In stark contrast, the aim of exercise is to build up the human body and make it more resilient to what life throws at it. It can increase our aerobic capacity, strength, endurance, immunity, mental health, metabolism, and the list goes on.
So, why is there is a still a longstanding misconception that once diagnosed with cancer that individuals should generally rest and recover?
Research and clinical practice have both proven unequivocally that that appropriately prescribed exercise is safe during and after treatment. Much more than that, appropriately prescribed exercise can be used to make treatment more effective, decrease adverse acute side effects, and minimize the long-standing consequences of the brutal regimes it is put through.

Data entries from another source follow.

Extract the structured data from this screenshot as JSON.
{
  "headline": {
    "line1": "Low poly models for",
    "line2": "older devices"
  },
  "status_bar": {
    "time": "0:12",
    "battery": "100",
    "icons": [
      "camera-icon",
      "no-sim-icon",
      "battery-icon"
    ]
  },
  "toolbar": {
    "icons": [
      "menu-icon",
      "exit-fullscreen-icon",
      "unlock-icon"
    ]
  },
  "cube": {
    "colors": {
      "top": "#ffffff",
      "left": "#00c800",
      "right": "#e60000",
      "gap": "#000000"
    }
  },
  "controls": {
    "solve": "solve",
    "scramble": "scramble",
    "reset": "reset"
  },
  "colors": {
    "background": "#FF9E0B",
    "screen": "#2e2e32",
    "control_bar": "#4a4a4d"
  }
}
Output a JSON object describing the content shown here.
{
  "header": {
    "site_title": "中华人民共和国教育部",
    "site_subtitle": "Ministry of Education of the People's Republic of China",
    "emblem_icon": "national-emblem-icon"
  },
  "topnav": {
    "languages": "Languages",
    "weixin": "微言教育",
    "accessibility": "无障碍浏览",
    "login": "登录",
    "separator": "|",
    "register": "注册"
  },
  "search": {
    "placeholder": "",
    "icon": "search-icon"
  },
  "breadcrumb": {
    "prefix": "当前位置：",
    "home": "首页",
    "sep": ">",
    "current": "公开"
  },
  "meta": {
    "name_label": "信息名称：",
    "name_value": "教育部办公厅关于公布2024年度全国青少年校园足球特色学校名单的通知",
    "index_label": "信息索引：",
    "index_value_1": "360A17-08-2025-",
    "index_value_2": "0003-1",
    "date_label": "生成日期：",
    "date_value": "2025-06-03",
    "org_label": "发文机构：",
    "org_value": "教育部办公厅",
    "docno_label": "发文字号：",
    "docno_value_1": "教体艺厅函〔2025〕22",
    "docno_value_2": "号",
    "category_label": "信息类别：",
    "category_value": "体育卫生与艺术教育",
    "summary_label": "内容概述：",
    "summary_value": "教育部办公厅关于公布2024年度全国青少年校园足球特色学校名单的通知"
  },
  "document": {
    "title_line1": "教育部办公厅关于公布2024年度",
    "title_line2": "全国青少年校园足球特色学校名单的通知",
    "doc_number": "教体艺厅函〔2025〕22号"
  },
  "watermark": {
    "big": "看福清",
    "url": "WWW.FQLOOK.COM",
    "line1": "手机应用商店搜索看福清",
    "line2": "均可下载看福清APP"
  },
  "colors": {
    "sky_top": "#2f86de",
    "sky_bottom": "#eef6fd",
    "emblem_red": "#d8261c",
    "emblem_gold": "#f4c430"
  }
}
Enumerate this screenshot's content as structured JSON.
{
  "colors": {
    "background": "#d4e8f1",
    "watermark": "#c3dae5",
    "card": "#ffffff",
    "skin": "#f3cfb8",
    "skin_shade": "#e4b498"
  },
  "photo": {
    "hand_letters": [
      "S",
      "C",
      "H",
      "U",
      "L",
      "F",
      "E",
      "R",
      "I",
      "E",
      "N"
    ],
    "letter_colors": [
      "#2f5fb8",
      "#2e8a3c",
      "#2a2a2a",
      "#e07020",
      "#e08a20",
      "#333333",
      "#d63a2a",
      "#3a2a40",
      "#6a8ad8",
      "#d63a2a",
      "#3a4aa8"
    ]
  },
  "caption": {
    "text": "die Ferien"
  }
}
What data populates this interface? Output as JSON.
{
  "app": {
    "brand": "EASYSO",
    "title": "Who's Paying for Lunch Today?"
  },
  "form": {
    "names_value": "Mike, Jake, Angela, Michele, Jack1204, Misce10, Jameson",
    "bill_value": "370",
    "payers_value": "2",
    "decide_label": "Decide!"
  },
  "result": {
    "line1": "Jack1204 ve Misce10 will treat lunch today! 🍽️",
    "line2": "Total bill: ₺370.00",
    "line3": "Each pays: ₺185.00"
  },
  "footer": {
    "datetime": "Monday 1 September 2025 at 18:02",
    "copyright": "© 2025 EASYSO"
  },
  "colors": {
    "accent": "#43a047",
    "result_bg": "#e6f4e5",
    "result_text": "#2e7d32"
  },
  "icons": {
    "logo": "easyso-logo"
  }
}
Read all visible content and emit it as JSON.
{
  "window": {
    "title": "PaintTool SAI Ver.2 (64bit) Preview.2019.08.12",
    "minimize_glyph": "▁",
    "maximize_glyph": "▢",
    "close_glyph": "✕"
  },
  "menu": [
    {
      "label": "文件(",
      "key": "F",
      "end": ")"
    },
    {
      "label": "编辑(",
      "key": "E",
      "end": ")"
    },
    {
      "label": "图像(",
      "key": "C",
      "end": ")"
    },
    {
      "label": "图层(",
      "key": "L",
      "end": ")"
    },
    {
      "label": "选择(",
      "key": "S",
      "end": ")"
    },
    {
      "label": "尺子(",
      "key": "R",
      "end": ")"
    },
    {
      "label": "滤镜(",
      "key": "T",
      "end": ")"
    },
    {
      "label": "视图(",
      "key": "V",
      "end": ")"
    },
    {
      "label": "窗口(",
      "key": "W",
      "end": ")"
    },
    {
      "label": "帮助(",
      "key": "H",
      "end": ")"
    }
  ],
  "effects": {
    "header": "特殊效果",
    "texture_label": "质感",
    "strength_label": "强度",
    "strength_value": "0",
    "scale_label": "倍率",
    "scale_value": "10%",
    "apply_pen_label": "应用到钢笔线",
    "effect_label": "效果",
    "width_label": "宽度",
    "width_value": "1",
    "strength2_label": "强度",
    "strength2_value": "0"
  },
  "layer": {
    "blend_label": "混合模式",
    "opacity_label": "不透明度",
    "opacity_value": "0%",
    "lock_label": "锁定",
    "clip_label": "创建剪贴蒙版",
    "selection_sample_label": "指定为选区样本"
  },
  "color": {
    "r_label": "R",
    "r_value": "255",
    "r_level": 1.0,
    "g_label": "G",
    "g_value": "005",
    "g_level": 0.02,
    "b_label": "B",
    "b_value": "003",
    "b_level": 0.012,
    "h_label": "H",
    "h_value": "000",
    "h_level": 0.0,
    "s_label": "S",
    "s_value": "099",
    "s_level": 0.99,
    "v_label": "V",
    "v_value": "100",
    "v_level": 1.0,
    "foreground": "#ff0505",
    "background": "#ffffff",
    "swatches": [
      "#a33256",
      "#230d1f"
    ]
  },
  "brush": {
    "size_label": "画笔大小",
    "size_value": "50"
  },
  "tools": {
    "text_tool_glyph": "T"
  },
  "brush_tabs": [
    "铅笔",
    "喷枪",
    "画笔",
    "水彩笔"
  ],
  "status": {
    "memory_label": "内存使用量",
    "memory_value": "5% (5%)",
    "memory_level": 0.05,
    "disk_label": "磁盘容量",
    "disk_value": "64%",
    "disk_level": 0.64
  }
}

In fact, 62% of people with cancer are sedentary. 75-90% of those with cancer don’t perform any strength based exercise. It is important to caveat this blog with the understanding that side effects of treatment can leave the body unable to do what it used to. But! And here is the big BUT! As Rob Newton (a leading exercise oncology professor) states “some activity is better than none, more is better than less.” Patients may not be able to go for that 6km long hike or run like they used to, but what ever stimulates change and growth within the body will be effective.  More importantly, it gives people the chance to do something positive with their bodies rather than just constantly be broken down!
This blog begins a series of cancer specific articles taking an in depth look at the how’s and the why’s exercise oncology, so keep a look out! If you ever have any questions or queries, please feel free to have a chat with me.
My final thought is this… Exercise has now been proven to be a drug, which should be prescribed appropriately and individually in those undergoing cancer treatments… so why are we not using it!